The flaw was a missing capital allocation framework. Successful DAOs like Uniswap and Compound use explicit, on-chain mechanisms for treasury management. Uniswap's fee switch debate centers on a programmable, transparent distribution model, not a blank check. Sushi's episode proved that without this, treasuries become political targets rather than capital-efficient assets.
Evidence: The market's reaction was the metric. Following the Kanpai proposal, SUSHI's price underperformed the broader DeFi index by over 40% in the subsequent quarter, as the market priced in the dilution of tokenholder value and governance risk.
Key Takeaways for Protocol Architects
SushiSwap's Kanpai proposal to divert 100% of fees to its treasury was a stress test for DAO governance and capital allocation models.

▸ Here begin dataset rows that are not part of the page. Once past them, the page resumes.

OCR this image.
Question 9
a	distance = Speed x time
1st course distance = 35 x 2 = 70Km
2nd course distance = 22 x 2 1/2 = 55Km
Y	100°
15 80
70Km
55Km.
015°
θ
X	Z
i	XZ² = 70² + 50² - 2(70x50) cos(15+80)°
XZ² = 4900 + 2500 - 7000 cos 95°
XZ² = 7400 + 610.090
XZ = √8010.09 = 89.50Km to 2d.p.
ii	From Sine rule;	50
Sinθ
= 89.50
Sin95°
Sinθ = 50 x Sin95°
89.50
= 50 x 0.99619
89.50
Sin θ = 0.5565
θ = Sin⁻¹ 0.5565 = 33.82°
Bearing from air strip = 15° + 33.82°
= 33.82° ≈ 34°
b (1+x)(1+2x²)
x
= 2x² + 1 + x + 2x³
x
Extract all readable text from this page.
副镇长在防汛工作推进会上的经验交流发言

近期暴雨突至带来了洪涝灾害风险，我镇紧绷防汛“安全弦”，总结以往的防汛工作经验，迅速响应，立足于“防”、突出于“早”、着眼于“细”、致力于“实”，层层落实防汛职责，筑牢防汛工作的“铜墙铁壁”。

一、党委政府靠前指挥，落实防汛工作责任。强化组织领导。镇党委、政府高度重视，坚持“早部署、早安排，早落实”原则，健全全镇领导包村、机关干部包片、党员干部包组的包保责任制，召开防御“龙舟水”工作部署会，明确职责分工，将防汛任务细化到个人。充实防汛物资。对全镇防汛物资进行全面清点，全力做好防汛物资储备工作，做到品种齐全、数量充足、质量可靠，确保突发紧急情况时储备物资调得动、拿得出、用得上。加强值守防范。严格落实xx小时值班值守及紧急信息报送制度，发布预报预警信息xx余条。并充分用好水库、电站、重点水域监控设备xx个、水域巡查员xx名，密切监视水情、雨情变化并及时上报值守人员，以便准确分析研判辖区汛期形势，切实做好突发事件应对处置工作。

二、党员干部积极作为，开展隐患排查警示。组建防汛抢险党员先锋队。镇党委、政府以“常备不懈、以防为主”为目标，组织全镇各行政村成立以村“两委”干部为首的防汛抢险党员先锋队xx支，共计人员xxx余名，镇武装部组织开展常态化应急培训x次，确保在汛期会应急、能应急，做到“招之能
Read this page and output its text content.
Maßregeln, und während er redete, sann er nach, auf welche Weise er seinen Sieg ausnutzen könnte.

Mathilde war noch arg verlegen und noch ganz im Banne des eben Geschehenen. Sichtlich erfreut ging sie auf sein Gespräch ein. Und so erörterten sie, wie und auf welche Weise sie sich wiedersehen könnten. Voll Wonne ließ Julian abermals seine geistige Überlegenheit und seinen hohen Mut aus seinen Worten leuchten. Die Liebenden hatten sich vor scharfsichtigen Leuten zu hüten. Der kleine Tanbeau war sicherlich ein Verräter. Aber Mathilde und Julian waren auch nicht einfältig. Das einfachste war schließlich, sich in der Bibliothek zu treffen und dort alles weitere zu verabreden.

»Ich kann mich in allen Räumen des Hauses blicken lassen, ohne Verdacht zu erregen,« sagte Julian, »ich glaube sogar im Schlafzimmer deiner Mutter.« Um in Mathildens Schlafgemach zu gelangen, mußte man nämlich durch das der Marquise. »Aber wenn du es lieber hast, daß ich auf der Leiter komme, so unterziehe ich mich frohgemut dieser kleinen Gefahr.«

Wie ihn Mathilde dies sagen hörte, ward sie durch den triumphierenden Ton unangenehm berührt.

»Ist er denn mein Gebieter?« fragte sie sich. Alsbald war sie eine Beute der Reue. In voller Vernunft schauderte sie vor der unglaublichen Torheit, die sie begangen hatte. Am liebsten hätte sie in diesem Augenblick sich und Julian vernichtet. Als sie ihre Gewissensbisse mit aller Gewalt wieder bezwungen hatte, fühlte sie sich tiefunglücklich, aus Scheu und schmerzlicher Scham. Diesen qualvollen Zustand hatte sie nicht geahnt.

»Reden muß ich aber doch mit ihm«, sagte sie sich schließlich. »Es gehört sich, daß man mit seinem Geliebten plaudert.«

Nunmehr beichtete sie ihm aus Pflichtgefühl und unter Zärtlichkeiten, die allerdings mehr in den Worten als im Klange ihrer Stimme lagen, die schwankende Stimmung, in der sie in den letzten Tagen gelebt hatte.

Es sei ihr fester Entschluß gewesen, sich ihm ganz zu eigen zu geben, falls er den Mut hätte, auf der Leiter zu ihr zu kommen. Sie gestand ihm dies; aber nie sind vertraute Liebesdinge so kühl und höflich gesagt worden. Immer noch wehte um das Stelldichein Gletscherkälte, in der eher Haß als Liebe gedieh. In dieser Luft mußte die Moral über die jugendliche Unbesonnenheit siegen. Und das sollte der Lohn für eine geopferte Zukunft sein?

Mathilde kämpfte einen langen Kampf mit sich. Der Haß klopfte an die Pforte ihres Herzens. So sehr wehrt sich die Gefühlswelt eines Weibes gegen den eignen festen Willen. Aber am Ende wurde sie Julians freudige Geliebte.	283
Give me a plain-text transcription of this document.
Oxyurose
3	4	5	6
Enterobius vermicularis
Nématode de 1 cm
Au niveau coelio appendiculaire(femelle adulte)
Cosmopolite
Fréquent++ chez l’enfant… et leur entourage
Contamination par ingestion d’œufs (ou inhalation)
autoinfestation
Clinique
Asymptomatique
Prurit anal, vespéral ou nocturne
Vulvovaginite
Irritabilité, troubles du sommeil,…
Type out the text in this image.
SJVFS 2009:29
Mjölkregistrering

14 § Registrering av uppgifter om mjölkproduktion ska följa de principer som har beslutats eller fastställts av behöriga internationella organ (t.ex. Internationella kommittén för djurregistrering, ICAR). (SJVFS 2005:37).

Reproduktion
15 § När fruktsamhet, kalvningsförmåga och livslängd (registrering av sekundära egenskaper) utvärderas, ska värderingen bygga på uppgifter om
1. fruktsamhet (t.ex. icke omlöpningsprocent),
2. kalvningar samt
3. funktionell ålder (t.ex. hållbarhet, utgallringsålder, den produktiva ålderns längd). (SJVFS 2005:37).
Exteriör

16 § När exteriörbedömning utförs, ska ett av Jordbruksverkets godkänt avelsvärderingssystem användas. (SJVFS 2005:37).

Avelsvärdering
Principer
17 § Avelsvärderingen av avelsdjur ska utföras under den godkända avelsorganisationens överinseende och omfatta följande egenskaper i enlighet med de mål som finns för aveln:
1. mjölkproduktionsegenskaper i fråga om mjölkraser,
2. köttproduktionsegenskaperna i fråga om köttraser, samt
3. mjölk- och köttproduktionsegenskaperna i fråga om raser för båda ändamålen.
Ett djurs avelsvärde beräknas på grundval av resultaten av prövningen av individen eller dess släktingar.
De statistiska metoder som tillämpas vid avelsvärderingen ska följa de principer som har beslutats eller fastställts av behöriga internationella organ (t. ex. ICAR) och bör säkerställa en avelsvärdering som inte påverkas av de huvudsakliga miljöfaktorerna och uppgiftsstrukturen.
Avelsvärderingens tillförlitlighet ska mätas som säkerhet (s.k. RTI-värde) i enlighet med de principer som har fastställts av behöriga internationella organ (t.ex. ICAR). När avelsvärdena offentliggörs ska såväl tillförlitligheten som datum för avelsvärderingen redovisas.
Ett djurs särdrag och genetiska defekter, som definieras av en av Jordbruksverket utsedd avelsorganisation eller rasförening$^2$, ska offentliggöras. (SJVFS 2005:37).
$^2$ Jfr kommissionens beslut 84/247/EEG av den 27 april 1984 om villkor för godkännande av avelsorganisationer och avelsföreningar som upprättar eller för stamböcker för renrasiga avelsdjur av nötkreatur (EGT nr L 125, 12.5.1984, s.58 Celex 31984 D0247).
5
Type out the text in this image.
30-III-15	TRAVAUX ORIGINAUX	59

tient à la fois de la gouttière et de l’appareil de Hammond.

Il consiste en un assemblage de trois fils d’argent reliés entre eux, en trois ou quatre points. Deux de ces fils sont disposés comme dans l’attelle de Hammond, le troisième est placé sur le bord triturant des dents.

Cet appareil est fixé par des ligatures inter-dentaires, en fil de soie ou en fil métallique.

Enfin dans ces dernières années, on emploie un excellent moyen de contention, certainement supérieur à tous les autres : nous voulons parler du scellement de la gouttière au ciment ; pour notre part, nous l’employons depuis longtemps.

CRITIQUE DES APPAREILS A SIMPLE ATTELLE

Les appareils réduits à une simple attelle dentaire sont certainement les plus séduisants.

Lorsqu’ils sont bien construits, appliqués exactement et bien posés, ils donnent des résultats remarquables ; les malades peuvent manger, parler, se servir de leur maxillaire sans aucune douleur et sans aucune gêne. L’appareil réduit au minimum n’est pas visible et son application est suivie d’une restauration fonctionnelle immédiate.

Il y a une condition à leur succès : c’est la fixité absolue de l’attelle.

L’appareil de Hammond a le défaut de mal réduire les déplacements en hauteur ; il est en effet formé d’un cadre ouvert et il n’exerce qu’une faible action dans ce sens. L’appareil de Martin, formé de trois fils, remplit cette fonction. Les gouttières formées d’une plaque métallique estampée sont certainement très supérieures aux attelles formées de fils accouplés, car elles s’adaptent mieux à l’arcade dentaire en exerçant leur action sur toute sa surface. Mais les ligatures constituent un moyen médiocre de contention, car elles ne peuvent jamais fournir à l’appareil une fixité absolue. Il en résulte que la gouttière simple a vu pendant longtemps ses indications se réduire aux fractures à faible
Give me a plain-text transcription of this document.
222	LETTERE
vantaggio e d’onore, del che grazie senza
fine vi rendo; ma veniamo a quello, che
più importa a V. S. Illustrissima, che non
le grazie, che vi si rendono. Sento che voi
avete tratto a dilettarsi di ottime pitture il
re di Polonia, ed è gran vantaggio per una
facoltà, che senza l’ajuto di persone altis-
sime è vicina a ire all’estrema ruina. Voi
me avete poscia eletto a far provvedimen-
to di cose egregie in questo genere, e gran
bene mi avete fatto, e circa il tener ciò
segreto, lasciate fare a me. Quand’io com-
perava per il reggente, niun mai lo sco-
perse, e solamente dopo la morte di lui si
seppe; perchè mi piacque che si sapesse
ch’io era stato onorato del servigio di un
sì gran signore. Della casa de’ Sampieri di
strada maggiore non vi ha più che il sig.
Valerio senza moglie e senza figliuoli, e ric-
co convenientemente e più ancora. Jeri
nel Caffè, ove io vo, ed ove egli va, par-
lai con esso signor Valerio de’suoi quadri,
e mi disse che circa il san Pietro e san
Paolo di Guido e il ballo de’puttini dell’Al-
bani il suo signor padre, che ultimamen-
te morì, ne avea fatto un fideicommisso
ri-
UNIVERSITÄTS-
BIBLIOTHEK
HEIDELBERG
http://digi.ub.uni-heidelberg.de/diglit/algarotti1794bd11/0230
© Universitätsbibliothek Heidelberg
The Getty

The Protocol-as-Sovereign Fallacy
DAOs often conflate protocol revenue with sovereign state revenue, leading to inefficient, centralized treasuries. Sushi's treasury held ~$40M in SUSHI tokens, creating a massive single-asset risk and misaligned incentives.
- Problem: Treasury acts as a passive, high-risk hedge fund, not a strategic war chest.
- Solution: Model treasuries like corporate balance sheets with diversified assets, yield strategies, and clear runway metrics.
Vote-Buying as a Systemic Risk
Kanpai exposed how fee diversion creates a direct, recurring revenue stream for token holders, incentivizing short-term mercenary capital over long-term builders.
- Problem: Proposals become de facto dividend policies, attracting voters seeking yield, not protocol health.
- Solution: Decouple governance power from direct fee claims. Explore models like veToken (Curve) or locked staking to align voters with long-term success.
The On-Chain Capital Allocation Gap
DAOs lack the tooling and expertise to actively manage treasury assets, leading to stagnation or reckless spending.
- Problem: Capital sits idle or is deployed via politically-driven grants, not ROI analysis.
- Solution: Build/use on-chain treasury management primitives: yield vaults (Yearn), delegated asset managers, and transparent, metrics-driven grant frameworks.